Thank you for responding. I reviewed your document and I tried out these suggestions. It's still not working. 

I have saved the slides in question as a file and am uploading them here. I deleted the audio and syncing to reduce the time in each layer. Please let me know if there's something I'm not doing right. Thank you for your help!

Walt Hamilton

Two problems with these triggers , and the ones like them on the other layers:

 

The biggest problem is that once the jump to trigger is executed, all the rest of the triggers that fire when the user clicks Button 1 are ignored. So the variable is not changed, and the End layer trigger is not evaluated to see if it should be shown or not. This is a really valuable piece of information for every spot in a project, that once a jump to trigger is encountered, none of the triggers below it are executed.

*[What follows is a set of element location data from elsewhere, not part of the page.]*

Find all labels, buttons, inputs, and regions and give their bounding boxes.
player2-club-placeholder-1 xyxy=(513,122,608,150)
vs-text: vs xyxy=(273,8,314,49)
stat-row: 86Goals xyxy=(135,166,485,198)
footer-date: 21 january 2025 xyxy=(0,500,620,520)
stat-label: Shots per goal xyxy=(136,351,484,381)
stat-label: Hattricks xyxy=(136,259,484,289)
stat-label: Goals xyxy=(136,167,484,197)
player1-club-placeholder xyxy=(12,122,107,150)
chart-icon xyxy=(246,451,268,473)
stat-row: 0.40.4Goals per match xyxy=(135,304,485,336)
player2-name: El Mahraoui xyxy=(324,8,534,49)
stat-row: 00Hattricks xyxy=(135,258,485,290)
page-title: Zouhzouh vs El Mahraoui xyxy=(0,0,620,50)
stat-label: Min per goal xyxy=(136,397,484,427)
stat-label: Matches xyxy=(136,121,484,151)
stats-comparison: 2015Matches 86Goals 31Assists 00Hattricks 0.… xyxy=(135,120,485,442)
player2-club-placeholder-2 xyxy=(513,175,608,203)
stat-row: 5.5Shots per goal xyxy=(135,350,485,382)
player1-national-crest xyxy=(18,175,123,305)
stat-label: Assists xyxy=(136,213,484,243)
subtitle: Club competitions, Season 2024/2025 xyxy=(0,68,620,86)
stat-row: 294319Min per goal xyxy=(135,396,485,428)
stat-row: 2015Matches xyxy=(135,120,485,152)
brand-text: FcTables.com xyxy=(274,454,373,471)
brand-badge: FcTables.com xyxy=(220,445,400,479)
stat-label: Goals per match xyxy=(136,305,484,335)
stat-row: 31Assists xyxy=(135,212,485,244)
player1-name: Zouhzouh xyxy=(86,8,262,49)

In this particular case, I would not jump to this slide, I would just Hide this layer. Changing between layers and the base does not interrupt a chain of triggers. In this case, it would also allow you to create a visited state that could be applied to either the rectangles, or the underlying png. If you change the png, you would need a trigger to do that, and I would recommend a custom name for the state. Creating triggers to duplicated the built-in functions can cause conflicts.

Another thought is that you could get by without the End Layer, unless you have additional information to present there. Instead of showing that layer, the other layers can jump to the next slide if all the variables are true, or they can hide themselves and show the NEXT button.

I roughly applied a couple of those ideas to the two lower puzzle pieces, so you can see them in action.